Iluminações
Parece que o ainda líder da recém demitida oposição não revela um talento especial para a política. Não acerta bem nos tempos. Deixa-se levar pelo ressentimento e pela excitação. Como a sua principal preocupação é chegar ao poder a todo o custo, é a isso que se dedica com obstinação. Apesar de legítimo é pouco ético. Vê-se ao longe que o seu talento não é para vir a desempenhar as nobres funções de primeiro-ministro mas sim a de ser gestor de uma empresa privada, com alguns capitais públicos, onde o inglês seja a linguagem de trabalho, pois apenas nesse idioma é que alcança exprimir as suas verdadeiras intenções.
Nota-se que a grande maioria da actual classe política está tão à rasca como a dita geração. Se têm jeito para consertar carros, consideram que devem cantar ópera; se sabem cantar, acham que devem ser engenheiros informáticos; se têm queda para a engenharia querem ser directores escolares; e se revelam apetência pelas relações internacionais querem ser logo membros do Governo. É um despeito. É a necessidade de provar que por terem pertencido às juventudes partidárias são auto-suficientes para exercerem todos os cargos e mais alguns. E quase sempre com os resultados que estão aí à vista.
Não pensem que estou a tentar dar a entender aquilo que estou a dar a entender. Essa não é a minha maneira de ser. Mas sempre vos digo que nos faz falta um Catão (considerado o primeiro escritor em prosa latina de importância; foi o primeiro autor de uma história completa da Itália em latim. Alguns historiadores argumentam que, de não ser pelo impacto que causaram os seus escritos, o grego teria substituído o latim como língua literária em Roma) ou um Lincoln, que andou mais de seis quilómetros no meio de uma ventania gelada para devolver três cêntimos a um freguês. Está visto que já não existem homens desta têmpera. E mesmo o aio de Afonso Henriques apenas empenhou a palavra, não devolveu o que não era dele. Uma coisa é a palavra, outra bem distinta é o dinheiro.
É bem provável que estejamos a viver a época mínima da política. Sinto que nos estão a tratar como meras crianças cuja única parcela de grandeza é igual à que um catraio retira dos reis de contos de fadas. Daí a necessidade de estarem constantemente a invocar os homens que já se foram, pois apenas eles conseguiriam salvar o que dizem já estar irremediavelmente perdido.
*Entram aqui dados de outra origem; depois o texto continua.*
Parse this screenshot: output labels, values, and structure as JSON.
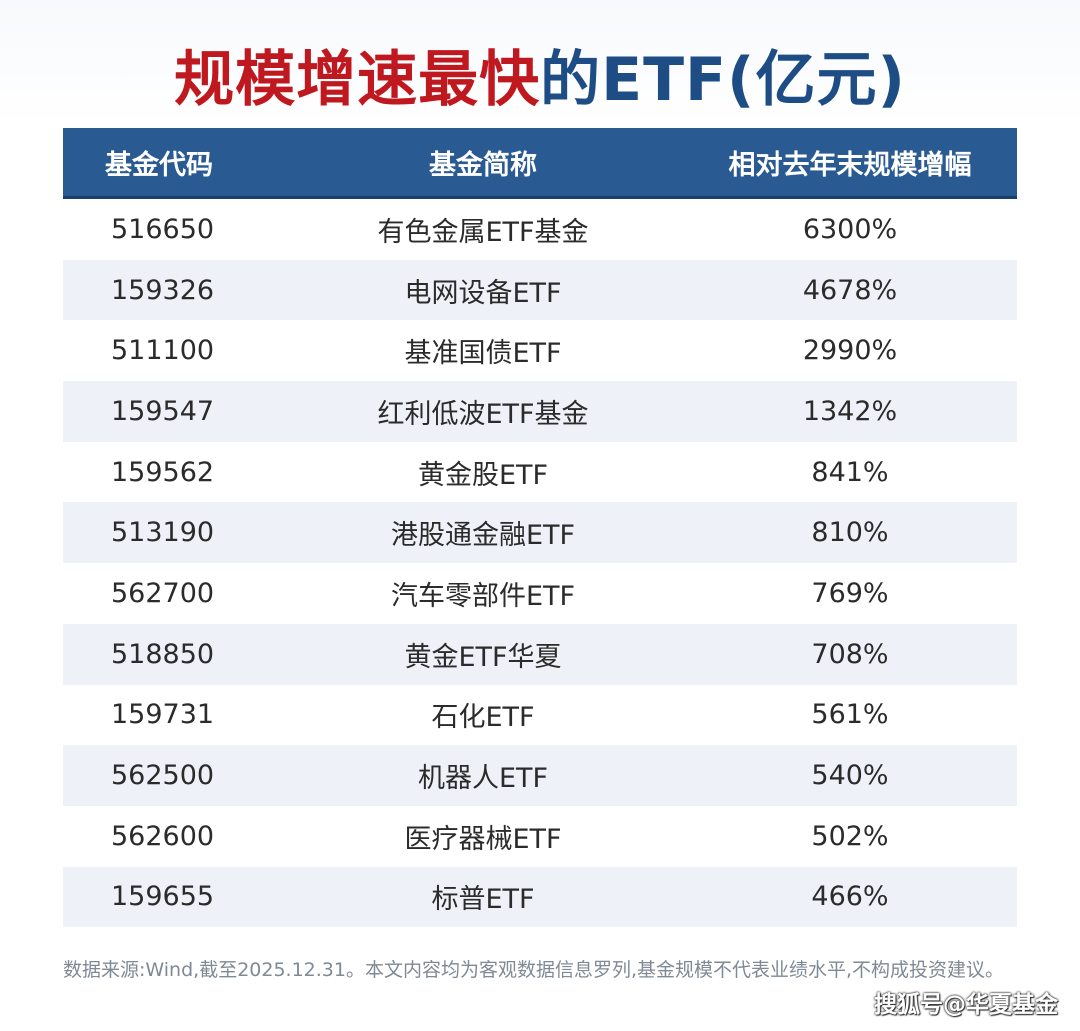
{
  "title": {
    "red_part": "规模增速最快",
    "blue_part": "的ETF(亿元)"
  },
  "table": {
    "headers": [
      "基金代码",
      "基金简称",
      "相对去年末规模增幅"
    ],
    "rows": [
      [
        "516650",
        "有色金属ETF基金",
        "6300%"
      ],
      [
        "159326",
        "电网设备ETF",
        "4678%"
      ],
      [
        "511100",
        "基准国债ETF",
        "2990%"
      ],
      [
        "159547",
        "红利低波ETF基金",
        "1342%"
      ],
      [
        "159562",
        "黄金股ETF",
        "841%"
      ],
      [
        "513190",
        "港股通金融ETF",
        "810%"
      ],
      [
        "562700",
        "汽车零部件ETF",
        "769%"
      ],
      [
        "518850",
        "黄金ETF华夏",
        "708%"
      ],
      [
        "159731",
        "石化ETF",
        "561%"
      ],
      [
        "562500",
        "机器人ETF",
        "540%"
      ],
      [
        "562600",
        "医疗器械ETF",
        "502%"
      ],
      [
        "159655",
        "标普ETF",
        "466%"
      ]
    ]
  },
  "footnote": "数据来源:Wind,截至2025.12.31。本文内容均为客观数据信息罗列,基金规模不代表业绩水平,不构成投资建议。",
  "watermark": "搜狐号@华夏基金",
  "colors": {
    "title_red": "#c0181f",
    "title_blue": "#1d4d84",
    "header_bg": "#2a5a92",
    "row_alt_bg": "#eef2f8"
  }
}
Mas rejubilemos, pois, como muito bem explica o meu amigo R., não devemos ficar zangados porque alguém nos diz a verdade. Isto se tivermos a sorte de encontrar quem nos a diga.
Isto está tão mal que qualquer dia a Europa faz-nos o que os esquimós fazem com os familiares velhos: deixam-nos numa casota de gelo com comida para dois dias. E o pior não é o abandono, mas a esmola. Porque uma coisa é comer a própria comida, outra bem diferente é comer um prato esmolado, mesmo que o valor em calorias seja o mesmo.
Sente-se no ar a tragédia. Acho que os portugueses nunca antes se observaram uns aos outros com tanta hostilidade. Permitam-me a sinceridade, considero que se está a fazer tanto ruído à volta da nossa situação política, económica e social que não vai ser possível tomar uma decisão correcta. E a mentira hesita no ar. Não é por se dizer uma mentira dezenas de vezes que ela se transforma em verdade. Mas, convenhamos, é isso o que a maioria dos políticos faz. Acredita nas suas próprias mentiras repetidas até à exaustão. Depois passam a acreditar nessas suas palavras, a acreditar no poder da fala. Mas uma coisa é falar bem, outra, bem distinta, é dizer a verdade.
Eu continuo a desconfiar dos iluminados que nos apontam o caminho. Torço o nariz àqueles que se colocam à frente do resto da turbamulta para interceptarem o grande raio social. Suspeito dos que fazem queimadas no meio da sociedade portuguesa. É que os jorros de fogo podem provocar um incêndio que desbaste o país.
Sei que ainda não estou suficientemente velho para estar cansado da política. Mas cada vez mais me sinto confinado a escutar a minha própria consciência. É a isso que dou valor.
Em verdade vos digo que não sei se esta situação podia ter sido evitada. Todos sabemos que ela é irremediavelmente má. Sinto, no entanto, que quem se achar com forças para encontrar uma saída é um homem esperançoso ou, simplesmente, tolo.